Since even the heavenly bodies–planets, stars, galaxies, etc.–will be involved in the fiery destruction of the old creation and rebirth into the new, it is clear that sin’s curses of death, futility and corruption affected the whole universe. But at the Day of the Lord, all these things will be redeemed from the effects of sin and death. Until that Day, the consequences of Adam’s sin will continue to fall on the race in the form of these natural conditions.

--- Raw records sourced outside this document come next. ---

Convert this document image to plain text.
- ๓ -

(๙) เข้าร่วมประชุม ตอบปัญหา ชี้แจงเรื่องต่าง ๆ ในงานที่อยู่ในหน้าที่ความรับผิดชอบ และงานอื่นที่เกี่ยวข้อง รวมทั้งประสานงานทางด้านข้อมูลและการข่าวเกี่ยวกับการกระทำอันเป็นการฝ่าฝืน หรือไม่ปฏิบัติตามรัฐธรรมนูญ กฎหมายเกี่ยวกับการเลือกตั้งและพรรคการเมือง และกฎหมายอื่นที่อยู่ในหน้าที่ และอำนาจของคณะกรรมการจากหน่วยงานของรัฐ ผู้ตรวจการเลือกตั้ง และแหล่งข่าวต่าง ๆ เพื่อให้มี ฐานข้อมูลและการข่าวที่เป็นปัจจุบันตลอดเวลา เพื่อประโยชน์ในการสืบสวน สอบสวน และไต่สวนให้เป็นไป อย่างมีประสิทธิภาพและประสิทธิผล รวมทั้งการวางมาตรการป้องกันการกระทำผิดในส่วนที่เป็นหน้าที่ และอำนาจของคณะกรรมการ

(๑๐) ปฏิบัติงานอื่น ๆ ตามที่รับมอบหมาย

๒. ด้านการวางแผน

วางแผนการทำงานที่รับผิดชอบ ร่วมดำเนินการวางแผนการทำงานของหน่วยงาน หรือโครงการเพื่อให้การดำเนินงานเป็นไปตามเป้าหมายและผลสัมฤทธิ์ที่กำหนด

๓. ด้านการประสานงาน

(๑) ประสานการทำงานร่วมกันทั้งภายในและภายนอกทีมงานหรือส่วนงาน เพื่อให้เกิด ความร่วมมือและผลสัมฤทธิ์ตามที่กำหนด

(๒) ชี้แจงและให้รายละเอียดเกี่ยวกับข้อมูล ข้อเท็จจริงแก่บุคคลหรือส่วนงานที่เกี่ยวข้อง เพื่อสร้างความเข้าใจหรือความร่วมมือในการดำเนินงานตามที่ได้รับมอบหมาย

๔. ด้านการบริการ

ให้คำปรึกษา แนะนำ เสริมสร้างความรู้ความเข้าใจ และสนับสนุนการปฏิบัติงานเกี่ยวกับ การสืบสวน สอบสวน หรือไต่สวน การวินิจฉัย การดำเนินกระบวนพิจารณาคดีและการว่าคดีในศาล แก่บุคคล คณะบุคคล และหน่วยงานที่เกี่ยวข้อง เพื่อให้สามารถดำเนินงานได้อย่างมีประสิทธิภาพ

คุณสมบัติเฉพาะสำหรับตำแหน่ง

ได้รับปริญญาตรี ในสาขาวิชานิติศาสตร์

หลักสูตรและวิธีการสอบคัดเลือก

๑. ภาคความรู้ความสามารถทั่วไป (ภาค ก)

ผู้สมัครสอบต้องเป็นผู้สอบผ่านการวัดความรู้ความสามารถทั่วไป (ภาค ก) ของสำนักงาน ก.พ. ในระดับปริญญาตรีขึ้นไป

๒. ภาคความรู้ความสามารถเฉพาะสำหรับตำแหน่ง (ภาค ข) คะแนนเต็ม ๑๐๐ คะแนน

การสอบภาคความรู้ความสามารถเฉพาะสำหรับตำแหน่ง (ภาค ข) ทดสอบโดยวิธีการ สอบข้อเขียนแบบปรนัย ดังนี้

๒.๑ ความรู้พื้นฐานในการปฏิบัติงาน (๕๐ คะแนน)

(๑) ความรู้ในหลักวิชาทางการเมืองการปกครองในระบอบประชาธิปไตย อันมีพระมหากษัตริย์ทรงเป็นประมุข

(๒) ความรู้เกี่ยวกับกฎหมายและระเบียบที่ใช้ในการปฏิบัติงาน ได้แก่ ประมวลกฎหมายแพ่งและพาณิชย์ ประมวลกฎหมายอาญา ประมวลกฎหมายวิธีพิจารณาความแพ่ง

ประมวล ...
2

We Sinned as a Race, We Suffer as a Race
Adam’s sin is imputed exactly as it was committed within substantial reality–racially, not individually. The only individual involved in Adam’s sin was Adam, and so he is the only individual to ever bear the weight of eternal condemnation and wrath for that sin. The rest of us committed Adam’s sin while yet within Adam, and so we committed it not as individuals but as a corporate, spiritual whole. God holds individuals eternally accountable for their individual deeds (Rom. 2:6; Ps. 62:12; Mat. 16:27; Prov. 24:12; Rev. 20:12-13; Ezekiel 18:20; Deut. 24:16). Since Adam’s sin was not my act as an individual, then neither am I individually condemned for it; but I do suffer consequences for it, as a member of the race that committed it.
These consequences of racial imputation fall on the race in such a way that individual merit or demerit have no bearing. This racial imputation falls on the race, of which I am a member. It does not condemn any individual, but neither is any individual freed from its consequences in this life. Though Christ has propitiated God in behalf of believers, and atoned for our sin, we still must suffer these consequences of the racial imputation, since they neither affect our standing before God nor are affected by our standing before God. Although Christ died in our place, we still must die. The imputation of Adam’s sin to the race sees no one as an individual, changes no individual’s standing before God, and cannot be changed by any individual.